東海第二原発の再稼働、大半が反対 那珂で公聴会

2020年11月22日 07時40分 東京新聞 WEB

DtktoBzUcAYVsyP.jpg日本原子力発電(原電)東海第二原発(東海村)から三十キロ圏で、再稼働に同意が求められる那珂市の市議会原子力安全対策常任委員会は二十一日、再稼働の是非について市民から意見を聞く公聴会を市内で開いた。市内外の延べ約五十人が参加し、反対の声が大半を占めた。武藤博光委員長は取材に、この日の意見などを踏まえ、「来年度中には是非を判断したい」と述べた。

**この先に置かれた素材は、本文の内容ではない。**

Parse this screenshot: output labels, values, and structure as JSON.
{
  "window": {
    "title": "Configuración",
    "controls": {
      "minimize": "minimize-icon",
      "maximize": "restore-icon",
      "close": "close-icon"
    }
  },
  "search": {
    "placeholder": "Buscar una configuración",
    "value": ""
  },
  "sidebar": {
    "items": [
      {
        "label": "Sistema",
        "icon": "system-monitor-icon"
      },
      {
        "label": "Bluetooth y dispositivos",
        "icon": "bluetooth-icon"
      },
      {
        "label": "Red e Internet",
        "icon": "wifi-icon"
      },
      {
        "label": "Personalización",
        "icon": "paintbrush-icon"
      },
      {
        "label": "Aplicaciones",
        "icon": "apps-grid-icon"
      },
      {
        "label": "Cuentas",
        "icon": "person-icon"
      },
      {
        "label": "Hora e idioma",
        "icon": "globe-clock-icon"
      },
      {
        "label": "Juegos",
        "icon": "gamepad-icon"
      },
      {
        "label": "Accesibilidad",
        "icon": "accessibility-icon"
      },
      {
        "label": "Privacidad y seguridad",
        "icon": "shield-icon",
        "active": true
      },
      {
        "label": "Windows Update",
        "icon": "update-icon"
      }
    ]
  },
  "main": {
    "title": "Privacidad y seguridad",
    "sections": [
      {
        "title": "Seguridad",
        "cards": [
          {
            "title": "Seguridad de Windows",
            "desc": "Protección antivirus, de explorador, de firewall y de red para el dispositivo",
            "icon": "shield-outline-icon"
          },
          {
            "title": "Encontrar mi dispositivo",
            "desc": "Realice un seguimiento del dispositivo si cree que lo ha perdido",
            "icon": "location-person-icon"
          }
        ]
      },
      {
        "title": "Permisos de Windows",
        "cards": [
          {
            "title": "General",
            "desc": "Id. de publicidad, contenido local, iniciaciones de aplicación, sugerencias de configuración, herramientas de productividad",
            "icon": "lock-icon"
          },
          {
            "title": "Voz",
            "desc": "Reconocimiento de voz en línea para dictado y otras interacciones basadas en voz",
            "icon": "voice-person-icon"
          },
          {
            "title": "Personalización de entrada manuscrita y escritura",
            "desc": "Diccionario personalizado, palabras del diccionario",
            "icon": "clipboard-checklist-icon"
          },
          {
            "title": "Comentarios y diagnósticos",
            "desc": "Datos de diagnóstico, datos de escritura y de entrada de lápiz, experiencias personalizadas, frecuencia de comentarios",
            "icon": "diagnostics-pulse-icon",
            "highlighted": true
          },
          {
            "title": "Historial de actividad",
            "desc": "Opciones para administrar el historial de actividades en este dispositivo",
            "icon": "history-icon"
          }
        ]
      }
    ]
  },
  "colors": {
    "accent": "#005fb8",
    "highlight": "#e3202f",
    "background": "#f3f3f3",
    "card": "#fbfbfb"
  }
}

委員会は昨年度から、原発推進、反対それぞれの専門家を招いたり、東海第二を視察する勉強会を開いたりしている。今回、勉強会の一環として公聴会を開いた。
 総合センターらぽーると中央公民館の二会場で、委員六人のほか、福田耕四郎議長ら市議六人が出席。発言者からは「高レベル放射性廃棄物の処分方法も決まっていないのに、再稼働するのはおかしい」「(那珂市を含む)周辺自治体は避難計画を策定しているが、事故が起きたら計画通りには避難できない」と指摘が相次いだ。

原電が事故対策工事を進めていることにも、「決まってもいないのに、再稼働ありきで工事を進めている。市議もそれに何も言わないのが残念」と懸念する声が上がった。
 「住民投票で市民の意見を聞き、是非を判断してほしい」「多様な市民の意見を聞く方法として、東海村が実施する『自分ごと化会議』も参考にしてみては」などの提案もあった。

武藤氏は、公聴会で出た意見について「委員会での是非の判断に大きく影響する」と話し、事故対策工事が終了する予定の二〇二二年十二月までに市議会として態度を明らかにしたいとした。